Aggiungeva, quindi, che i compensi per prestazioni notturne espletate secondo regolari turni periodici si inglobano nella retribuzione normale atteso il carattere ordinario della prestazione concorrono a formare la base di calcolo dei compensi indiretti tutte le volte che la legge o la contrattazione collettiva facciano riferimento alla retribuzione normale. Rilevava che per i compensi per le ferie e per le mensilità aggiuntive gli artt.33 e 25 del Regolamento organico per il personale dell'azienda fanno riferimento a detta retribuzione normale. Inoltre osservava che l'accordo sindacale del 17.12.1947 per le mensilità aggiuntive fa specifico riferimento alla retribuzione globale del mese di dicembre ed indica tassativamente le voci escluse ( e tra esse non indica i compensi di cui si chiede il computo). Rilevava che per il compenso delle festività infrasettimanali è la legge (art.5 l.n.260/1949 come modificato dall'art. l.n.90/1954) a far riferimento alla retribuzione globale di fatto e, infine, che per la gratifica di ferragosto il richiamo fissato nel provvedimento istitutivo della indennità alla retribuzione in corso al 31 luglio di ogni anno costituiva un chiaro riferimento alla retribuzione globale di fatto.
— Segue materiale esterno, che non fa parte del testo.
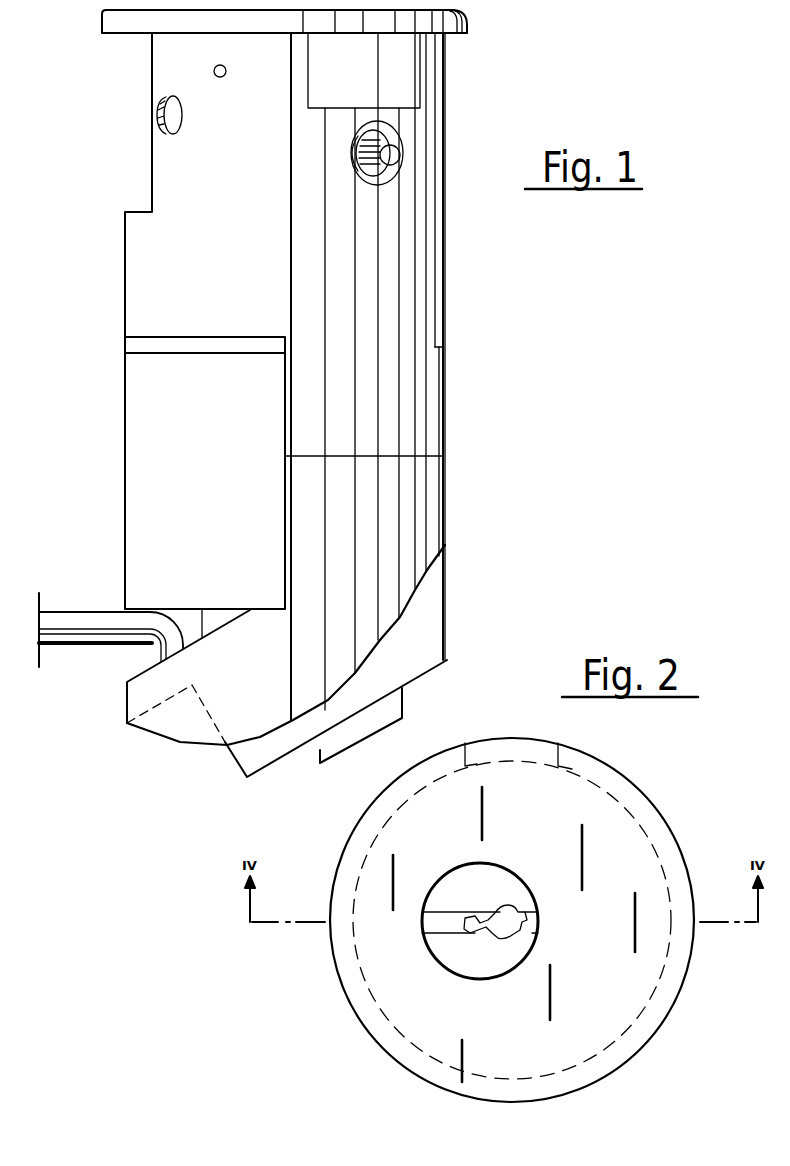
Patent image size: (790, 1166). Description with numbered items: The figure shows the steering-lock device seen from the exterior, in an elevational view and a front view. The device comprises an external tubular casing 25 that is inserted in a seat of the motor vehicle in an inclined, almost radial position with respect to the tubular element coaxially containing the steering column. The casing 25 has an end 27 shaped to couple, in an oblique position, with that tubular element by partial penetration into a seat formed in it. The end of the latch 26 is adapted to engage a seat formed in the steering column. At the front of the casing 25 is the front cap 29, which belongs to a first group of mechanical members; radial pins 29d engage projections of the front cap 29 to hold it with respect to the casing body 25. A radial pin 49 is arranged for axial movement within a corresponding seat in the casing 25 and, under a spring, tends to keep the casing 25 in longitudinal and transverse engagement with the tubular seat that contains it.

In FIG. 1, the front cap 29 is at (466, 40).
In FIG. 2, the front cap 29 is at (622, 830).
In FIG. 1, the radial pins 29d is at (214, 70).
In FIG. 1, the radial pin 49 is at (397, 152).
In FIG. 1, the external tubular casing 25 is at (388, 310).
In FIG. 1, the end 27 is at (412, 510).
In FIG. 1, the latch 26 is at (387, 708).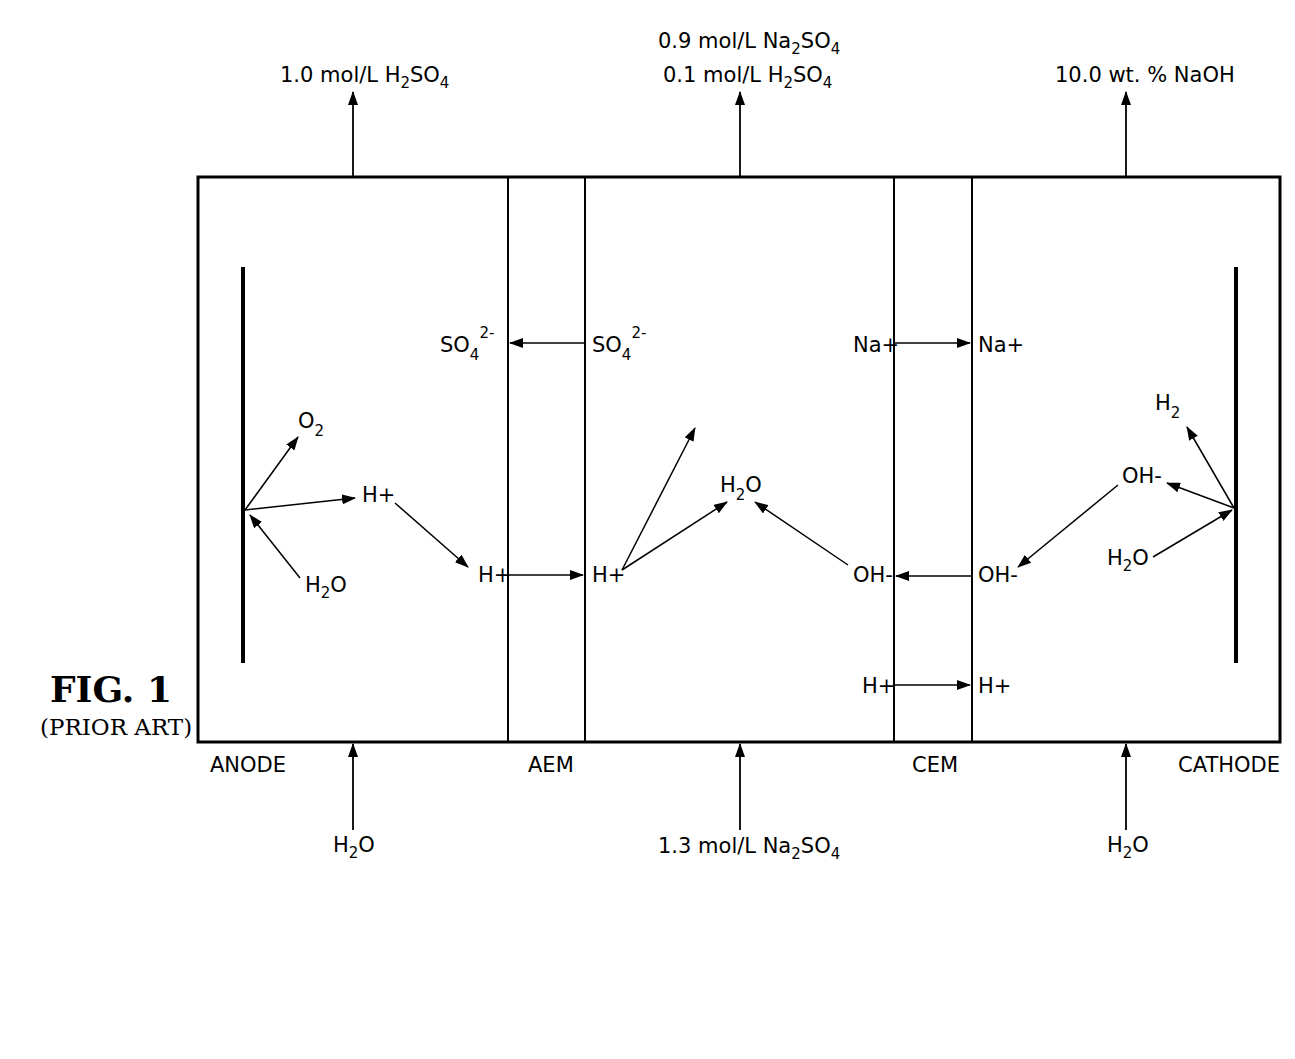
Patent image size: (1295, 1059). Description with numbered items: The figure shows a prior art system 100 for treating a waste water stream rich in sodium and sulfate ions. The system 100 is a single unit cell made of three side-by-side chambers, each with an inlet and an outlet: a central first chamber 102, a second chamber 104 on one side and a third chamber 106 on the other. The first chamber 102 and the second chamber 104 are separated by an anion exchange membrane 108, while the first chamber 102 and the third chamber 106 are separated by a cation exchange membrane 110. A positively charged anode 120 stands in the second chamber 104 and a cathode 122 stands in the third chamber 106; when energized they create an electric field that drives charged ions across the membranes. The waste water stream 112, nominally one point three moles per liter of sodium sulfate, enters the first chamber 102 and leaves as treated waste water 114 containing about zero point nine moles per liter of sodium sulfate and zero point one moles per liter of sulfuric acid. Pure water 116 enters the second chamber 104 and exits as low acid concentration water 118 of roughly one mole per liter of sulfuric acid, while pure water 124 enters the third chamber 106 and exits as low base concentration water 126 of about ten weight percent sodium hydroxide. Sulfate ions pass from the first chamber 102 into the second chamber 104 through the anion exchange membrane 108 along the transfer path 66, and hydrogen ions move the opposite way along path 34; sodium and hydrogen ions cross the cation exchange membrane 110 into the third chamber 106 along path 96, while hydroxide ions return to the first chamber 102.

The system 100 is at (128, 292).
The first chamber 102 is at (720, 238).
The second chamber 104 is at (333, 238).
The third chamber 106 is at (1106, 238).
The anion exchange membrane (AEM) 108 is at (508, 270).
The cation exchange membrane (CEM) 110 is at (894, 270).
The waste water stream 112 is at (740, 790).
The treated waste water 114 is at (740, 138).
The pure water 116 is at (353, 790).
The low acid concentration water 118 is at (353, 138).
The anode 120 is at (245, 620).
The cathode 122 is at (1234, 620).
The pure water 124 is at (1126, 790).
The low base concentration water 126 is at (1126, 138).
The proton transfer through AEM 34 is at (545, 561).
The sulfate transfer through AEM 66 is at (547, 329).
The sodium ion transfer through CEM 96 is at (932, 329).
Propone ricorso per cassazione affidato ad un unico motivo 1fAzienda Risorse Idriche di Napoli (ARIN), già AMAN;
resiste con controricorso il LL, illustrato poi con memoria. MOTIVI DELLA DECISIONE
Con l'unico motivo di ricorso l'ARIN, denunziando violazione e falsa applicazione di principi generali in materia di lavoro e del regolamento organico per il personale dell'Acquedotto di Napoli 22.9.45, nonché vizio di motivazione (art.360 nn.3 e 5 c.p.c.) lamenta che alla esatta premessa il Tribunale non abbia fatto seguire corretta applicazione dei principi enunciati da questa Corte in tema di computo dei cosiddetti istituti indiretti. Afferma, quindi, che gli artt.25 e 33 del Regolamento organico escluderebbero esplicitamente ai fini del computo della 13a e delle ferie esplicitamente nel concetto di retribuzione normale il principio di omnicompresività e così anche il provvedimento commissariale 2.4.1958 istitutivo della gratifica di ferragosto. La censura è infondata.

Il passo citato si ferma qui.